Die Sendung „Klar“ sollte Streitfragen beleuchten und verschiedene Perspektiven zeigen. Nun ist sie wegen einer NDR-Entscheidung selbst zum Politikum geworden.

Ruhs wird künftig nur noch beim Bayerischen Rundfunk das Format „Klar“ moderieren, beim Norddeutschen Rundfunk (NDR) hingegen nicht mehr. (Archivbild)

© Thomas Eisenkrätzer/dpa

Ruhs wird künftig nur noch beim Bayerischen Rundfunk das Format „Klar“ moderieren, beim Norddeutschen Rundfunk (NDR) hingegen nicht mehr. (Archivbild)

Von red/dpa

Bereits Monate vor der Trennung des Norddeutschen Rundfunks (NDR) von der Journalistin Julia Ruhs sollen sich zahlreiche Mitarbeiter mit einem Schreiben von dem Format „Klar“ und insbesondere der Auftaktsendung distanziert haben. Vom NDR hieß es dazu, man fördere eine „offene Diskussionskultur“. „Die Mitarbeitenden haben ihre interne Stellungnahme vor Ostern 2025 verfasst und damals ausdrücklich darauf hingewiesen, dass sie keine Veröffentlichung wünschen“, sagte eine Sprecherin auf Anfrage der Deutschen Presse-Agentur.
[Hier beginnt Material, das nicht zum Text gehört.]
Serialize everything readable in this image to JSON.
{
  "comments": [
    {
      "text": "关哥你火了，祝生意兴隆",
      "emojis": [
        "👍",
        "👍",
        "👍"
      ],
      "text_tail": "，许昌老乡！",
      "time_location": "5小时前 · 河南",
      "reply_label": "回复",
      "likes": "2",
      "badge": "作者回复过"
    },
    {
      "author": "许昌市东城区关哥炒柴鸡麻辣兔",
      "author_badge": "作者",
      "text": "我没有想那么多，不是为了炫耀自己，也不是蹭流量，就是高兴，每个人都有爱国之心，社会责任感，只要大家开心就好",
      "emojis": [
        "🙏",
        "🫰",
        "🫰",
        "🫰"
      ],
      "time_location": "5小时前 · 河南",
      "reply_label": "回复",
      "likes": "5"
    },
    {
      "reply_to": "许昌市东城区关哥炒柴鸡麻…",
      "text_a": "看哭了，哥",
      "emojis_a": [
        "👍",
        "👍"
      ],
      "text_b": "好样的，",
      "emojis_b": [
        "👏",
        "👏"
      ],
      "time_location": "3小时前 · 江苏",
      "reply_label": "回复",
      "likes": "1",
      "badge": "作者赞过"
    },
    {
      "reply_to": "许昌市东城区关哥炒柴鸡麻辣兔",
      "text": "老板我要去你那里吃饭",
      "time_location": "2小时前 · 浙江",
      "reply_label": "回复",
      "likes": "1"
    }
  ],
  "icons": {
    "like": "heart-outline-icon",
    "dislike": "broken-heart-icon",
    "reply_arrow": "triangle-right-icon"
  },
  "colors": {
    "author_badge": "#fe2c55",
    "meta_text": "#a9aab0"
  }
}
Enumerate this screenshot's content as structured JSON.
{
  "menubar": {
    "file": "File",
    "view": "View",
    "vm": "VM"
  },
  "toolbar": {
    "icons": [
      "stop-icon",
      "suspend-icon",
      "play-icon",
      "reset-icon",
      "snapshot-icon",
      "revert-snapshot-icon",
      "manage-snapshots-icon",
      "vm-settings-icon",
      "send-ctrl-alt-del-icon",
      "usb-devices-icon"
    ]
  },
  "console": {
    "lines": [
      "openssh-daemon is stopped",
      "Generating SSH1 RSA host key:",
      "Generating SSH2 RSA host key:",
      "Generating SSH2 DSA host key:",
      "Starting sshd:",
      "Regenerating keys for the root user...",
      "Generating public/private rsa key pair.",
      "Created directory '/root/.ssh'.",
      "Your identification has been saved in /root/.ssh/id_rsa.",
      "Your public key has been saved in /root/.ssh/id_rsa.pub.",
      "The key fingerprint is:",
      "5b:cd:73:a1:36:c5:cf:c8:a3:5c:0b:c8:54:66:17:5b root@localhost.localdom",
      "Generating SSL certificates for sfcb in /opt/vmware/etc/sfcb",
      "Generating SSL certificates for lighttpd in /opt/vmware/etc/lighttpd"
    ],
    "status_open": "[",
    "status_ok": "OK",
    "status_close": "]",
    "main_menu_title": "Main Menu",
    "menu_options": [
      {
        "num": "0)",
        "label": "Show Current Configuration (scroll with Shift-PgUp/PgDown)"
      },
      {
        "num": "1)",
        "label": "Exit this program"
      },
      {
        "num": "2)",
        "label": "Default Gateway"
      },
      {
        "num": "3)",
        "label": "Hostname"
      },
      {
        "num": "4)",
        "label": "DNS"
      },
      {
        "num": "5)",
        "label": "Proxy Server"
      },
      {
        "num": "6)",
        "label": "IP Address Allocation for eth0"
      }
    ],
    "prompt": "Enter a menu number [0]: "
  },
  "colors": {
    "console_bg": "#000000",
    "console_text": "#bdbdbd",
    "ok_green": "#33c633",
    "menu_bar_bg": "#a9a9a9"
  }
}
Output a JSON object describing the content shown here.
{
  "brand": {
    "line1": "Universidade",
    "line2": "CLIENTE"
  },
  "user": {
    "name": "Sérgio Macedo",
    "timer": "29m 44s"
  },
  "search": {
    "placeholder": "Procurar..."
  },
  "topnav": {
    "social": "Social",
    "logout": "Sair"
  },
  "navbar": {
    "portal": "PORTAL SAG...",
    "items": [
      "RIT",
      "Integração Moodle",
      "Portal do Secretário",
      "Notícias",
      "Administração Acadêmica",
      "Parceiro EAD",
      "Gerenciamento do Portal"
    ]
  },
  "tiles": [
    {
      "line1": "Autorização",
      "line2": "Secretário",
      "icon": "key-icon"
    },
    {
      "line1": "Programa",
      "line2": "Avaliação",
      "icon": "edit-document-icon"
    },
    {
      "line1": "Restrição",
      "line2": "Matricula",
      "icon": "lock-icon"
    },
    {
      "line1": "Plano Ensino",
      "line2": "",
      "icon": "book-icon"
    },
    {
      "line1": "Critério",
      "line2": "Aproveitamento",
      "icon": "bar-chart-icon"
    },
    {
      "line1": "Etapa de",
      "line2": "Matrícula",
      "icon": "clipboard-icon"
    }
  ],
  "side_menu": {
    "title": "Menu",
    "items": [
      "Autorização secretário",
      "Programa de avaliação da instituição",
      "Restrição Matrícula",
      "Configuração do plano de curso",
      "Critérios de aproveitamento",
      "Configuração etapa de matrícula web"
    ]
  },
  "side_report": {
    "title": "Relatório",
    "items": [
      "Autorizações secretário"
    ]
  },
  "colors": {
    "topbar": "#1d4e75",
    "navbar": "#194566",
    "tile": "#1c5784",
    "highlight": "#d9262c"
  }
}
Man wolle diesen Wunsch respektieren und sich dazu nicht äußern.

Ruhs wird künftig nur noch beim Bayerischen Rundfunk das Format „Klar“ moderieren, beim Norddeutschen Rundfunk (NDR) hingegen nicht mehr. Die Entscheidung des NDR rief deutliche Kritik hervor.

Die 1994 geborene Journalistin des BR hat auch eine Kolumne bei „Focus Online“. Sie wird oft als neue konservative Stimme beschrieben.

Beckmann: Themen im Mittelpunkt des Formats

NDR-Programmdirektor Frank Beckmann erklärte in einer Sendung des NDR, dass die Themen und nicht ein Moderator im Mittelpunkt des Formats stehen sollten. „Und deswegen war es für uns eigentlich eher logisch, zu sagen, dass wenn man über das Thema Meinungspluralität redet, man dann durchaus auch mit mehreren Köpfen die Sendung präsentieren kann.“ Diese Entscheidung habe man dann nach Ansicht der Pilotsendungen getroffen. Zu dem Brief äußerte Beckmann sich nicht.

Nach Angaben mehrerer Mitarbeiter des NDR heißt es in dem an Geschäftsführung, Programmdirektion und Chefredakteure gerichteten Brief, dass die Auftaktsendung zu Migration einer „Reihe von Grundsätzen unserer journalistischen Arbeit“ und dem „öffentlich-rechtlichen Auftrag gemäß NDR-Staatsvertrag“ nicht nachkomme. „Wir distanzieren uns von dieser Produktion und wünschen uns eine Aufarbeitung der Entscheidungen, die dazu geführt haben, dass dieser Film so über den Sender gegangen ist.“ Zuvor hatte die „Welt“ über den Brief berichtet.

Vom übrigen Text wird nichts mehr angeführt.